要町に向かって,通りの両側に何軒もの古本屋があった,1980年代を折り返してからかなりの時間が経っていた。その後,池袋西口は私たちにとって神保町と早稲田に次ぐらいの遊び場になった。ただ,他の古本の町に比べると,品揃えがどうにも違う。何が違うかというと,どの店もサブカルとかアダルトの棚の割合が高いのだ。店ごとにあまり専門分化されていない。当時,駅前の通りを外れそうになるあたりから一本横に入ったところに,かなりの確率であった古本屋の品揃えのまま,いくつもの店が通りの左右に並んでいる。

たのしい遊び場だったものの,私鉄の駅町に一軒はある体の古本屋が10軒近く,点在する。一軒一軒の棚をチェックするのに,それは時間がかかる。池袋の古本屋巡りは,ほぼ一日を覚悟した。
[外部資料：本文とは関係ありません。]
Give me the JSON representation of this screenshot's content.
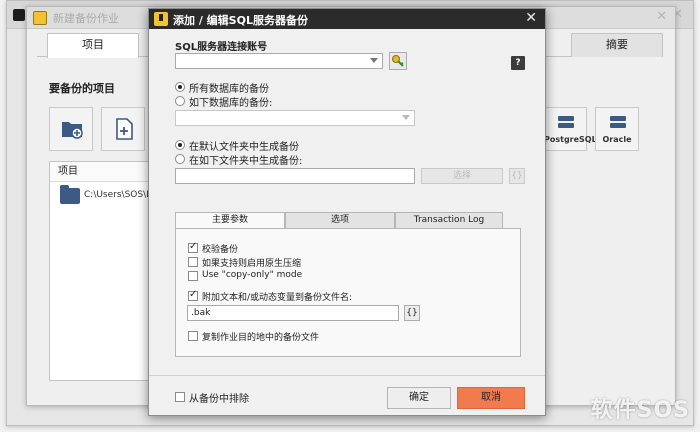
{
  "background_windows": {
    "far": {},
    "mid": {
      "title": "新建备份作业",
      "tabs": {
        "items": [
          "项目",
          "摘要"
        ]
      },
      "section_title": "要备份的项目",
      "tiles": [
        {
          "name": "folder-add",
          "caption": ""
        },
        {
          "name": "file-add",
          "caption": ""
        },
        {
          "name": "postgresql",
          "caption": "PostgreSQL"
        },
        {
          "name": "oracle",
          "caption": "Oracle"
        }
      ],
      "list_header": "项目",
      "list_row_path": "C:\\Users\\SOS\\Desk"
    }
  },
  "dialog": {
    "title": "添加 / 编辑SQL服务器备份",
    "connection_label": "SQL服务器连接账号",
    "connection_value": "",
    "databases": {
      "all_label": "所有数据库的备份",
      "these_label": "如下数据库的备份:",
      "selected": "all"
    },
    "folder": {
      "default_label": "在默认文件夹中生成备份",
      "custom_label": "在如下文件夹中生成备份:",
      "selected": "default",
      "browse_label": "选择",
      "path_value": ""
    },
    "tabs": {
      "general": "主要参数",
      "options": "选项",
      "log": "Transaction Log",
      "active": "general"
    },
    "general": {
      "verify_label": "校验备份",
      "verify_checked": true,
      "compress_label": "如果支持则启用原生压缩",
      "compress_checked": false,
      "copyonly_label": "Use \"copy-only\" mode",
      "copyonly_checked": false,
      "append_label": "附加文本和/或动态变量到备份文件名:",
      "append_checked": true,
      "append_value": ".bak",
      "brace_label": "{}",
      "copy_label": "复制作业目的地中的备份文件",
      "copy_checked": false
    },
    "exclude_label": "从备份中排除",
    "exclude_checked": false,
    "ok_label": "确定",
    "cancel_label": "取消"
  },
  "colors": {
    "cancel_accent": "#f27a4f",
    "title_bar": "#2b2b2b",
    "folder_icon": "#3d5a85"
  },
  "watermark": "软件SOS"
}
夏目書房は,10数年前,おしゃれな品揃えに変わる前,得意分野はいくつかあったものの,ふつうの古本屋だった気がする。あたりまえに文庫本を買いに何度も足を運んだ。現在のようになったのは,池袋西口の古本屋が次々に店を畳みはじめた頃だったと思う。どちらが先だったか記憶にない。私はただ,その頃から古本屋を巡るために池袋西口を歩かなくなった。

会社帰りに夏目書房に寄った。30%オフと聞いたセールが50%オフになっていた。後ろめたい気持ちになりながら,何冊か買った。